De facto, não é por acaso que a percentagem de crédito concedido a atividades transacionáveis ainda representa algo de irrisório em relação ao total de crédito concedido: pouco mais de 20% no total de empréstimos a sociedades não financeiras, em contexto em que o total de empréstimos desceu sustentadamente de 2009 a 2015; como não é também por acaso que a percentagem de crédito problemático entre os particulares não foi substancialmente reduzida apesar dos objetivos de desalavancagem que o ajustamento pretendeu potenciar. Não é ainda também por acaso que a tímida recuperação económica com que a defunta Paf se apresentou às eleições de 4 de outubro foi sobretudo baseada no consumo.

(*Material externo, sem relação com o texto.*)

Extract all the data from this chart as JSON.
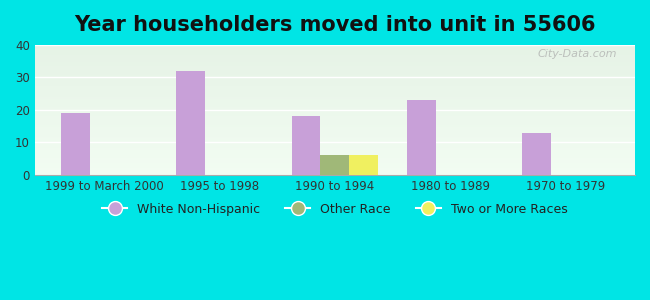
{
  "title": "Year householders moved into unit in 55606",
  "background_color": "#00e5e5",
  "categories": [
    "1999 to March 2000",
    "1995 to 1998",
    "1990 to 1994",
    "1980 to 1989",
    "1970 to 1979"
  ],
  "series": [
    {
      "name": "White Non-Hispanic",
      "color": "#c8a0d8",
      "values": [
        19,
        32,
        18,
        23,
        13
      ]
    },
    {
      "name": "Other Race",
      "color": "#a0b878",
      "values": [
        0,
        0,
        6,
        0,
        0
      ]
    },
    {
      "name": "Two or More Races",
      "color": "#f0f060",
      "values": [
        0,
        0,
        6,
        0,
        0
      ]
    }
  ],
  "ylim": [
    0,
    40
  ],
  "yticks": [
    0,
    10,
    20,
    30,
    40
  ],
  "title_fontsize": 15,
  "tick_fontsize": 8.5,
  "legend_fontsize": 9,
  "bar_width": 0.25,
  "watermark": "City-Data.com"
}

Da destruição de valor observada, sobretudo da provocada pelos acontecimentos mais recentes da implosão do BES e do BANIF, o que fica para o cidadão comum é sobretudo a sua perplexidade face às desconformidades existentes nos modelos de intervenção nos dois casos. A inexistência de um modelo comum gera compreensivelmente incerteza. Do atual ministro das Finanças, Mário Centeno, que teve uma entrada em cena certamente mais agitada do que desejaria (e as suas profundas olheiras são a ilustração disso), ficou a certeza de que nem mais um tostão de dinheiro público seria alocado à resolução de imparidades. Já ouvimos esta cantilena noutras ocasiões e conhecem-se os resultados. O que fica especialmente é a sensação de que para uma economia tão frágil há bancos a mais e ainda por cima com ligações a economias pouco recomendáveis (vejam-se os problemas do BPI e da sua necessidade de cisão dos negócios por essas paragens. E somos devolvidos ao que verdadeiramente interessa. Por mais sofisticação com que o sistema bancário e financeiro possa adornar as fragilidades do sistema produtivo, a criação de valor sempre regressa à parte produtiva. O mais preocupante é que a tal destruição de valor, que certamente não ficará por aqui, tem todas as condições para não ser uma destruição criadora. 2016 começa assim com um retorno aos nossos verdadeiros e profundos problemas, mais propriamente a procura de um modelo produtivo que combata as nossas fragilidades históricas.